Le juge Gentil trouve 4 millions d’euros en liquide à Genève
L'enquête du juge Jean-Michel Gentil montre qu'un système de compensation très sophistiqué a permis à Liliane Bettencourt de rapatrier quatre millions d'euros en espèce de Suisse durant trois ans. Certaines de ces arrivées d'argent frais se sont déroulées peu avant la campagne présidentielle de Nicolas Sarkozy.
« La mèche est allumée ». Dans l’entourage du juge Jean-Michel Gentil, en charge du dossier Bettencourt à Bordeaux, on se félicite du retour, voici deux jours, de la Commission rogatoire internationale, qui portait sur la dizaine de comptes que possédait Liliane Bettencourt en Suisse. En effet, selon les informations recueillies par « Marianne », l’enquête genevoise montre qu’un système très sophistiqué de compensation entre la France et la Suisse a permis à l’héritière du groupe L’Oréal de rapatrier pas moins de quatre millions d’euros en espèces durant les années 2007, 2008 et 2009.

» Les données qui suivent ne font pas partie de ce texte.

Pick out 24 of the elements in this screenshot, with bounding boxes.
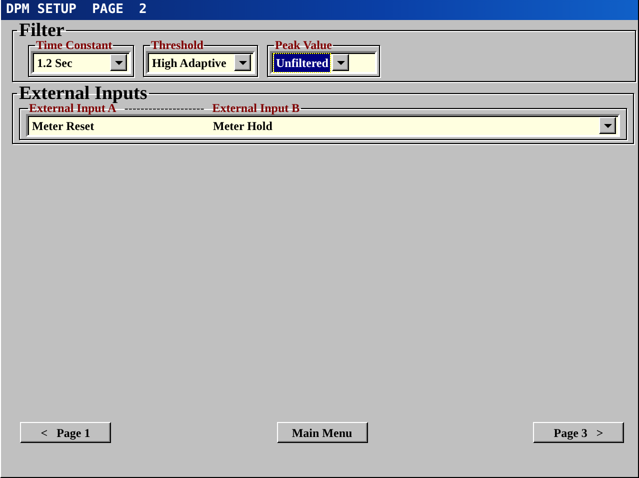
field-label: External Input B: [212, 102, 300, 114]
caret-icon: [336, 60, 345, 64]
dropdown-button[interactable]: [110, 54, 127, 71]
dropdown-button[interactable]: [599, 117, 616, 134]
dropdown-field[interactable]: Unfiltered: [270, 51, 377, 74]
dropdown-field[interactable]: High Adaptive: [146, 51, 255, 74]
field-label: Peak Value: [274, 39, 334, 51]
window-title: DPM SETUP PAGE 2: [6, 2, 147, 17]
caret-icon: [114, 60, 122, 64]
group-title: Filter: [18, 22, 66, 39]
field-label: External Input A: [29, 102, 116, 114]
group-title: External Inputs: [18, 85, 148, 102]
nav-button[interactable]: Page 3 >: [533, 422, 624, 443]
dropdown-button[interactable]: [332, 54, 350, 71]
caret-icon: [604, 124, 612, 128]
field-label: Threshold: [150, 39, 204, 51]
dropdown-button[interactable]: [234, 54, 251, 71]
nav-button[interactable]: < Page 1: [20, 422, 111, 443]
dropdown-field[interactable]: 1.2 Sec: [31, 51, 131, 74]
field-label: Time Constant: [35, 39, 114, 51]
dropdown-field[interactable]: Meter Reset Meter Hold: [26, 114, 620, 137]
caret-icon: [238, 60, 246, 64]
field-label: --------------------: [124, 102, 204, 114]
nav-button[interactable]: Main Menu: [276, 422, 368, 443]
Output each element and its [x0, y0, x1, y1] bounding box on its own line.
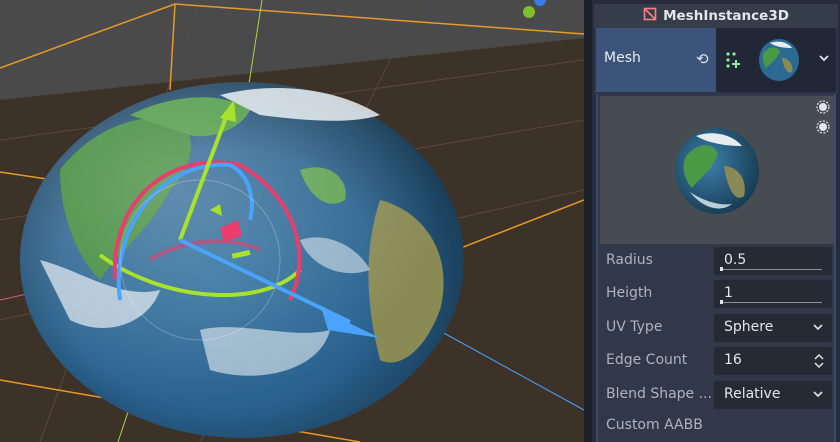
inspector-header: MeshInstance3D: [594, 4, 838, 28]
prop-custom-aabb[interactable]: Custom AABB: [598, 409, 834, 442]
mesh-property-label-box: Mesh ⟲: [596, 28, 716, 92]
3d-viewport[interactable]: [0, 0, 584, 442]
prop-edge-count: Edge Count 16: [598, 344, 834, 378]
mesh-instance-icon: [643, 7, 657, 25]
prop-radius: Radius 0.5: [598, 244, 834, 278]
revert-icon[interactable]: ⟲: [696, 51, 712, 67]
viewport-scene[interactable]: [0, 0, 584, 442]
dock-splitter[interactable]: [584, 0, 592, 442]
prop-uv-type: UV Type Sphere: [598, 311, 834, 345]
uv-type-select[interactable]: Sphere: [714, 314, 832, 342]
node-type-title: MeshInstance3D: [663, 8, 789, 24]
mesh-property-row: Mesh ⟲: [594, 28, 838, 94]
spinner-arrows-icon[interactable]: [814, 353, 824, 369]
mesh-resource-picker[interactable]: [716, 28, 836, 92]
edge-count-spinbox[interactable]: 16: [714, 347, 832, 375]
inspector-panel: MeshInstance3D Mesh ⟲ Radius 0.5 Heigth …: [592, 0, 840, 442]
radius-slider[interactable]: 0.5: [714, 247, 832, 275]
prop-height: Heigth 1: [598, 277, 834, 311]
light2-toggle-icon[interactable]: [816, 120, 830, 134]
preview-globe: [674, 126, 760, 216]
chevron-down-icon[interactable]: [816, 50, 832, 66]
mesh-property-label: Mesh: [604, 50, 641, 66]
slider-grabber[interactable]: [720, 267, 723, 271]
slider-grabber[interactable]: [720, 300, 723, 304]
prop-blend-shape: Blend Shape ... Relative: [598, 378, 834, 412]
earth-mesh[interactable]: [20, 82, 464, 438]
chevron-down-icon: [812, 321, 824, 333]
chevron-down-icon: [812, 388, 824, 400]
blend-shape-select[interactable]: Relative: [714, 381, 832, 409]
view-gizmo-y[interactable]: [523, 6, 535, 18]
mesh-subresource-panel: Radius 0.5 Heigth 1 UV Type Sphere Edge …: [596, 94, 836, 442]
globe-thumbnail-icon[interactable]: [758, 38, 800, 82]
drag-icon[interactable]: [724, 50, 742, 68]
height-slider[interactable]: 1: [714, 280, 832, 308]
light-toggle-icon[interactable]: [816, 100, 830, 114]
mesh-preview: [600, 96, 834, 244]
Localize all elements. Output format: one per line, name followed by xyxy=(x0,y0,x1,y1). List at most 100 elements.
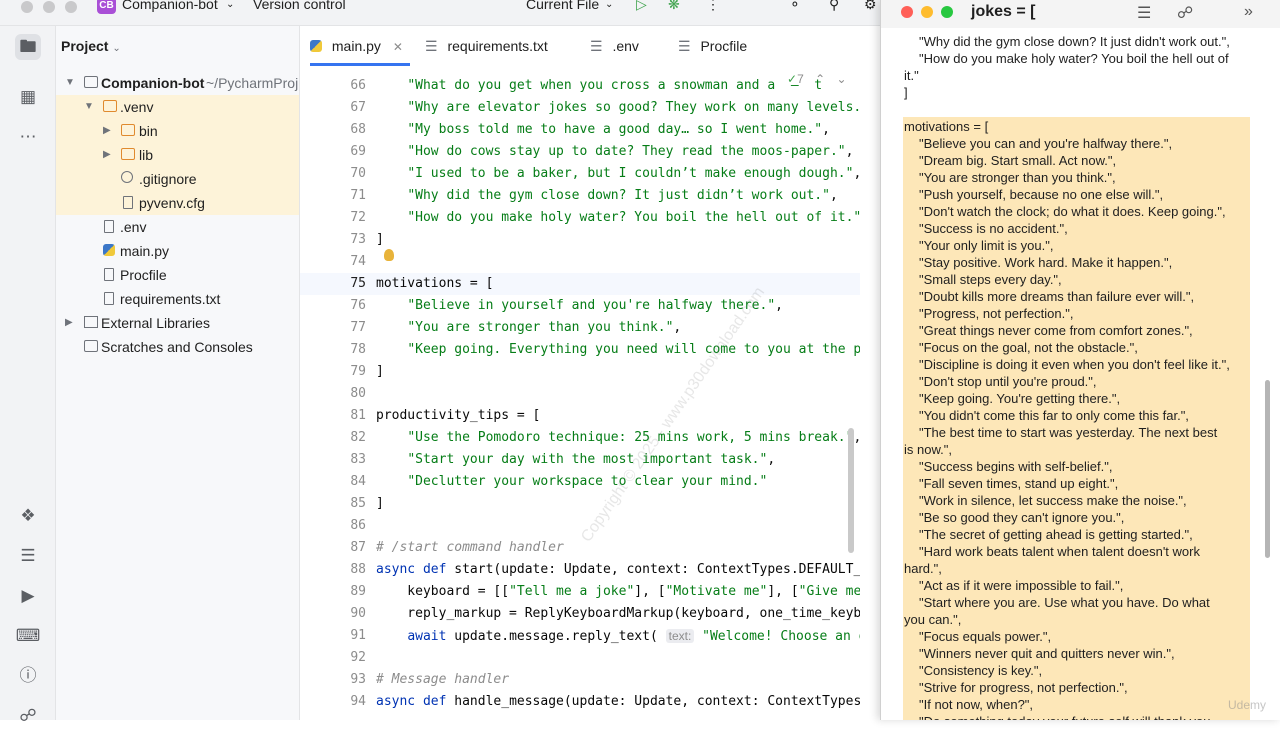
code-line[interactable]: 92 xyxy=(300,647,860,669)
inspection-widget[interactable]: ✓7 ⌃ ⌄ xyxy=(787,72,847,86)
line-number[interactable]: 87 xyxy=(300,537,366,559)
code-line[interactable]: 83 "Start your day with the most importa… xyxy=(300,449,860,471)
chevron-down-icon[interactable]: ⌄ xyxy=(226,0,234,10)
code-line[interactable]: 66 "What do you get when you cross a sno… xyxy=(300,75,860,97)
line-number[interactable]: 90 xyxy=(300,603,366,625)
code-line[interactable]: 89 keyboard = [["Tell me a joke"], ["Mot… xyxy=(300,581,860,603)
link-share-icon[interactable]: ☍ xyxy=(1177,3,1193,23)
code-line[interactable]: 77 "You are stronger than you think.", xyxy=(300,317,860,339)
line-number[interactable]: 69 xyxy=(300,141,366,163)
tree-item-bin[interactable]: ▶ bin xyxy=(56,119,299,143)
tree-item-procfile[interactable]: Procfile xyxy=(56,263,299,287)
line-number[interactable]: 70 xyxy=(300,163,366,185)
lightbulb-icon[interactable] xyxy=(384,249,394,261)
code-line[interactable]: 93 # Message handler xyxy=(300,669,860,691)
line-number[interactable]: 83 xyxy=(300,449,366,471)
tree-item-main-py[interactable]: main.py xyxy=(56,239,299,263)
chevron-down-icon[interactable]: ⌄ xyxy=(837,72,847,86)
line-number[interactable]: 89 xyxy=(300,581,366,603)
tab-env[interactable]: ☰ .env xyxy=(590,26,639,66)
code-line[interactable]: 94 async def handle_message(update: Updat… xyxy=(300,691,860,713)
line-number[interactable]: 76 xyxy=(300,295,366,317)
tree-item-lib[interactable]: ▶ lib xyxy=(56,143,299,167)
line-number[interactable]: 66 xyxy=(300,75,366,97)
tree-item-scratches[interactable]: Scratches and Consoles xyxy=(56,335,299,359)
line-number[interactable]: 82 xyxy=(300,427,366,449)
code-line[interactable]: 91 await update.message.reply_text( text… xyxy=(300,625,860,647)
window-zoom-button[interactable] xyxy=(65,1,77,13)
close-icon[interactable]: ✕ xyxy=(393,40,403,54)
code-line[interactable]: 71 "Why did the gym close down? It just … xyxy=(300,185,860,207)
tab-procfile[interactable]: ☰ Procfile xyxy=(678,26,747,66)
project-switcher[interactable]: Companion-bot xyxy=(122,0,218,12)
code-line[interactable]: 69 "How do cows stay up to date? They re… xyxy=(300,141,860,163)
python-console-icon[interactable]: ❖ xyxy=(15,503,41,529)
run-config-selector[interactable]: Current File xyxy=(526,0,599,12)
add-user-icon[interactable]: ⚬ xyxy=(789,0,801,13)
tree-item-pyvenv-cfg[interactable]: pyvenv.cfg xyxy=(56,191,299,215)
tab-main-py[interactable]: main.py ✕ xyxy=(310,26,410,66)
line-number[interactable]: 67 xyxy=(300,97,366,119)
code-line[interactable]: 81 productivity_tips = [ xyxy=(300,405,860,427)
project-folder-icon[interactable]: 🖿 xyxy=(15,34,41,60)
line-number[interactable]: 68 xyxy=(300,119,366,141)
audio-waveform-icon[interactable]: ☰ xyxy=(1137,3,1151,23)
chevron-down-icon[interactable]: ▼ xyxy=(65,71,75,95)
terminal-icon[interactable]: ⌨ xyxy=(15,623,41,649)
debug-icon[interactable]: ❋ xyxy=(668,0,680,13)
tree-item-companion-bot[interactable]: ▼ Companion-bot ~/PycharmProj xyxy=(56,71,299,95)
line-number[interactable]: 88 xyxy=(300,559,366,581)
structure-icon[interactable]: ▦ xyxy=(15,84,41,110)
line-number[interactable]: 91 xyxy=(300,625,366,647)
git-icon[interactable]: ☍ xyxy=(15,703,41,729)
more-tools-icon[interactable]: ⋯ xyxy=(15,124,41,150)
code-line[interactable]: 79] xyxy=(300,361,860,383)
chevron-right-double-icon[interactable]: » xyxy=(1244,3,1253,21)
line-number[interactable]: 79 xyxy=(300,361,366,383)
chevron-right-icon[interactable]: ▶ xyxy=(103,119,111,143)
code-line[interactable]: 72 "How do you make holy water? You boil… xyxy=(300,207,860,229)
code-line[interactable]: 76 "Believe in yourself and you're halfw… xyxy=(300,295,860,317)
code-line[interactable]: 75 motivations = [ xyxy=(300,273,860,295)
services-icon[interactable]: ▶ xyxy=(15,583,41,609)
minimize-window-button[interactable] xyxy=(921,6,933,18)
code-editor[interactable]: 66 "What do you get when you cross a sno… xyxy=(300,66,860,720)
line-number[interactable]: 85 xyxy=(300,493,366,515)
window-close-button[interactable] xyxy=(21,1,33,13)
problems-icon[interactable]: ⓘ xyxy=(15,663,41,689)
code-line[interactable]: 82 "Use the Pomodoro technique: 25 mins … xyxy=(300,427,860,449)
notes-scrollbar[interactable] xyxy=(1265,380,1270,558)
tree-item-external-libraries[interactable]: ▶ External Libraries xyxy=(56,311,299,335)
line-number[interactable]: 92 xyxy=(300,647,366,669)
code-line[interactable]: 68 "My boss told me to have a good day… … xyxy=(300,119,860,141)
code-line[interactable]: 78 "Keep going. Everything you need will… xyxy=(300,339,860,361)
code-line[interactable]: 84 "Declutter your workspace to clear yo… xyxy=(300,471,860,493)
line-number[interactable]: 74 xyxy=(300,251,366,273)
code-line[interactable]: 87 # /start command handler xyxy=(300,537,860,559)
editor-scrollbar[interactable] xyxy=(848,428,854,553)
line-number[interactable]: 94 xyxy=(300,691,366,713)
line-number[interactable]: 71 xyxy=(300,185,366,207)
run-icon[interactable]: ▷ xyxy=(636,0,647,13)
tree-item-venv[interactable]: ▼ .venv xyxy=(56,95,299,119)
tree-item-env[interactable]: .env xyxy=(56,215,299,239)
code-line[interactable]: 70 "I used to be a baker, but I couldn’t… xyxy=(300,163,860,185)
chevron-down-icon[interactable]: ⌄ xyxy=(112,43,120,54)
zoom-window-button[interactable] xyxy=(941,6,953,18)
tree-item-requirements[interactable]: requirements.txt xyxy=(56,287,299,311)
code-line[interactable]: 73] xyxy=(300,229,860,251)
window-minimize-button[interactable] xyxy=(43,1,55,13)
chevron-right-icon[interactable]: ▶ xyxy=(103,143,111,167)
layers-icon[interactable]: ☰ xyxy=(15,543,41,569)
code-line[interactable]: 85] xyxy=(300,493,860,515)
line-number[interactable]: 81 xyxy=(300,405,366,427)
line-number[interactable]: 72 xyxy=(300,207,366,229)
line-number[interactable]: 84 xyxy=(300,471,366,493)
code-line[interactable]: 67 "Why are elevator jokes so good? They… xyxy=(300,97,860,119)
code-line[interactable]: 90 reply_markup = ReplyKeyboardMarkup(ke… xyxy=(300,603,860,625)
line-number[interactable]: 86 xyxy=(300,515,366,537)
more-actions-icon[interactable]: ⋮ xyxy=(706,0,720,13)
tab-requirements[interactable]: ☰ requirements.txt xyxy=(425,26,548,66)
line-number[interactable]: 78 xyxy=(300,339,366,361)
chevron-down-icon[interactable]: ⌄ xyxy=(605,0,613,10)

Plus intéressant encore pour l’instruction menée par les juges bordelais, des retours en espèces très importants ont été acheminés depuis la Suisse vers Liliane Bettencourt et son gestionnaire de fortune d’alors, Patrice de Maistre, durant le premier semestre de 2007, juste avant l’élection de Nicolas Sarkozy à la présidence de la République. Des transferts illicites qui ont eu lieu à deux reprises et, à chaque fois, pour un montant de 400.000 euros.
La première arrivée d’argent liquide a eu lieu début février, grâce à des hommes de paille qui devraient être très prochainement entendus. Février 2007, c’est justement la période où Eric Woerth, alors trésorier de la campagne du candidat Sarkozy, était reçu deux fois par le gestionnaire de fortune de Liliane Bettencourt, Patrice de Maistre, et par la milliardaire.
Ces fonds venus de l’étranger s’ajoutaient aux retraits en liquide que l’ex comptable de Liliane Bettencourt, Claire Thibout, effectuait régulièrement sur les comptes que la famille possédait en France. A l’été 2010, « Marianne » avait publié en exclusivité les fameux « carnets Bettencourt », ces cahiers de caisse sur lesquels Claire Thibout notait scrupuleusement chaque retrait d'argent liquide (environ «50.000 euros par semaine»). Un carnet de bord qu'elle a tenu au jour le jour, avec une incroyable minutie, de la date de son embauche en mai 1995 jusqu'à celle de son licenciement en novembre 2008.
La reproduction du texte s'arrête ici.